Era o surgimento da voz condoreira que faria de Castro Alves o mais vigoroso poeta da liberdade em língua portuguesa.
O poeta condoreiro e sua geração
Castro Alves pertence à terceira geração romântica brasileira, conhecida como condoreira, inspirada em Victor Hugo. Nela, o condor, ave altaneira dos Andes, simbolizava o poeta capaz de enxergar de cima as mazelas da sociedade. Sua poesia tinha cunho social, enfrentava os problemas do país sem fuga da realidade, e era declamada em teatros e praças para atingir o maior número de pessoas. Por isso sua obra ecoou não apenas como arte, mas como bandeira.
Amor, palco e poesia abolicionista
Em 1866 apaixonou-se pela atriz portuguesa Eugênia Câmara, dez anos mais velha, que inspirou paixões, poemas e também dramas pessoais. Ao lado dela, no palco, descobriu a força de sua palavra e escreveu o drama Gonzaga, encenado com sucesso em 1868. Nesse mesmo período produziu sua obra-prima, O Navio Negreiro, que contrapõe a beleza do oceano ao horror dos porões abarrotados de homens e mulheres acorrentados. Nenhum outro poeta brasileiro denunciou a escravidão com tamanha intensidade.
Tragédia e resistência
Em 1869, um tiro acidental durante uma caçada atingiu-lhe o pé esquerdo, que precisou ser amputado. Já combalido pela tuberculose desde os 17 anos, seu corpo enfraquecia, mas o espírito permanecia em chamas. De volta à Bahia, refugiou-se em fazendas de parentes e amigos, escrevendo alguns dos versos mais belos de sua trajetória. Em novembro de 1870 publicou Espumas Flutuantes, seu único livro editado em vida, recebido com entusiasmo pelos leitores.
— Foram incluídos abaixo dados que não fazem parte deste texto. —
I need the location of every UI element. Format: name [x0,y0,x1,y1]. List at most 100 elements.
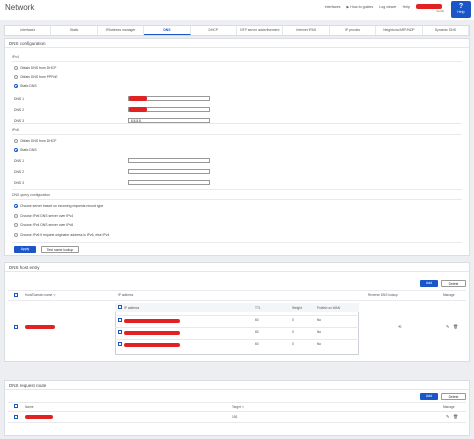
host-row-checkbox[interactable] [14,325,18,329]
apply-button[interactable]: Apply [14,246,36,253]
divider [115,327,359,328]
ipv6-heading: IPv6 [12,128,20,132]
interfaces-link[interactable]: Interfaces [325,5,341,9]
radio-button[interactable] [14,213,18,218]
route-name-cell[interactable] [25,415,53,420]
radio-button[interactable] [14,75,18,79]
ip-row-checkbox[interactable] [118,342,122,346]
dns-query-option[interactable]: Choose server based on incoming requests… [14,204,103,208]
test-name-lookup-button[interactable]: Test name lookup [41,246,79,253]
host-name-redacted [25,325,55,330]
route-add-button[interactable]: Add [420,393,438,400]
tab-ipaddress-manager[interactable]: IPAddress manager [98,26,145,35]
sub-ip-header: IP address [124,306,140,310]
tab-dynamic-dns[interactable]: Dynamic DNS [423,26,470,35]
delete-icon[interactable]: 🗑 [453,324,458,329]
tab-static[interactable]: Static [51,26,98,35]
divider [12,199,462,200]
ipv6-dns-option-label: Static DNS [20,148,37,152]
radio-button[interactable] [14,139,18,143]
select-all-ips-checkbox[interactable] [118,305,122,309]
tab-neighbors-arp-ndp[interactable]: Neighbors/ARP/NDP [376,26,423,35]
tab-ntp-server-advertisement[interactable]: NTP server advertisement [237,26,284,35]
help-icon: ? [458,3,464,10]
sort-icon: ▽ [241,405,245,409]
edit-icon[interactable]: ✎ [446,324,449,329]
host-add-button[interactable]: Add [420,280,438,287]
dns-query-option[interactable]: Choose IPv6 if request originator addres… [14,232,109,237]
ip-row-checkbox[interactable] [118,318,122,322]
help-link[interactable]: Help [403,5,410,9]
radio-button[interactable] [14,223,18,227]
weight-cell: 0 [292,342,294,346]
radio-button[interactable] [14,84,18,88]
page-title: Network [5,3,35,12]
ipv4-dns-option-label: Obtain DNS from PPPoE [20,75,58,79]
ipv4-dns-option[interactable]: Static DNS [14,84,37,88]
ipv4-dns-label: DNS 1 [14,97,24,101]
divider [115,315,359,316]
ipv6-dns-option-label: Obtain DNS from DHCP [20,139,57,143]
sub-weight-header: Weight [292,306,302,310]
route-delete-button[interactable]: Delete [441,393,466,400]
ipv6-dns-1-field[interactable] [128,158,210,163]
manage-column-header: Manage [443,293,455,297]
publish-cell: No [317,318,322,322]
dns-configuration-title: DNS configuration [5,39,469,48]
publish-cell: No [317,342,322,346]
log-viewer-link[interactable]: Log viewer [379,5,396,9]
tab-dhcp[interactable]: DHCP [191,26,238,35]
radio-button[interactable] [14,232,18,237]
dns-query-option[interactable]: Choose IPv4 DNS server over IPv6 [14,223,73,227]
dns-request-route-title: DNS request route [5,381,469,390]
ip-address-redacted [124,342,180,347]
ipv6-dns-2-field[interactable] [128,169,210,174]
ipv6-dns-3-field[interactable] [128,180,210,185]
help-button[interactable]: ? Help [451,1,471,18]
route-row-checkbox[interactable] [14,415,18,419]
dns-query-option[interactable]: Choose IPv6 DNS server over IPv4 [14,213,74,218]
radio-button[interactable] [14,148,18,152]
redacted-value [129,107,147,112]
toggle-icon[interactable]: ⟲ [398,324,401,329]
tab-interfaces[interactable]: Interfaces [5,26,52,35]
divider [12,61,462,62]
tab-internet-ipas[interactable]: Internet IPAS [283,26,330,35]
ipv4-dns-option[interactable]: Obtain DNS from DHCP [14,66,56,70]
delete-icon[interactable]: 🗑 [453,414,458,419]
divider [12,134,462,135]
ip-row-checkbox[interactable] [118,330,122,334]
tab-ip-proxies[interactable]: IP proxies [330,26,377,35]
ttl-cell: 60 [255,318,259,322]
ipv4-dns-option-label: Static DNS [20,84,37,88]
route-target-cell: 192. [232,415,239,419]
divider [8,290,466,291]
host-name-cell[interactable] [25,325,55,330]
dns-host-entry-title: DNS host entry [5,263,469,272]
host-domain-column-header[interactable]: Host/Domain name ▽ [25,293,56,297]
route-target-column-header[interactable]: Target ▽ [232,405,244,409]
ip-address-redacted [124,318,180,323]
host-delete-button[interactable]: Delete [441,280,466,287]
ipv6-dns-option[interactable]: Static DNS [14,148,37,152]
dns-query-option-label: Choose IPv6 DNS server over IPv4 [20,213,74,218]
divider [115,339,359,340]
divider [12,242,462,243]
ipv6-dns-label: DNS 3 [14,181,24,185]
select-all-hosts-checkbox[interactable] [14,293,18,297]
ipv6-dns-option[interactable]: Obtain DNS from DHCP [14,139,56,143]
ipv4-heading: IPv4 [12,55,20,59]
tab-dns[interactable]: DNS [144,26,191,35]
weight-cell: 0 [292,330,294,334]
sub-publish-header: Publish on WAN [317,306,341,310]
how-to-guides-link[interactable]: ▶ How-to guides [346,5,373,9]
ipv4-dns-label: DNS 2 [14,108,24,112]
ttl-cell: 60 [255,342,259,346]
radio-button[interactable] [14,66,18,70]
select-all-routes-checkbox[interactable] [14,404,18,408]
divider [8,422,466,423]
radio-button[interactable] [14,204,18,208]
edit-icon[interactable]: ✎ [446,414,449,419]
ipv4-dns-option[interactable]: Obtain DNS from PPPoE [14,75,58,79]
ip-address-column-header: IP address [118,293,134,297]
Mesmo diante da morte iminente, manteve a chama criadora. Apaixonou-se platonicamente pela cantora italiana Agnese Trinci e concluiu obras como A Cachoeira de Paulo Afonso, parte do inacabado Os Escravos, que se tornou símbolo de sua luta.
Um cometa no céu da poesia brasileira
Castro Alves morreu em 6 de julho de 1871, aos 24 anos. Viveu pouco, mas viveu intensamente. Sua obra uniu amor e dor, mas sobretudo fez da poesia um grito de liberdade. Chamado para sempre de Poeta dos Escravos, transformou o verso em denúncia, a praça em trincheira e a palavra em estandarte contra a escravidão — duas décadas antes da assinatura da Lei Áurea.
Nasceu no tempo do Segundo Reinado, quando a escravidão ainda sustentava o Brasil imperial. Viu surgir leis como a Eusébio de Queirós (1850), a do Ventre Livre (1871), mas não viveu para testemunhar a abolição em 1888. Ainda assim, sua poesia foi força que ajudou a pavimentar o caminho.
Castro Alves é orgulho da Bahia, do Nordeste e do Brasil. Sua vida curta foi um cometa que incendiou o céu da literatura e da liberdade. Se hoje a praça é do povo, como o céu é do condor, é porque sua voz ecoa ainda como bandeira erguida contra as injustiças.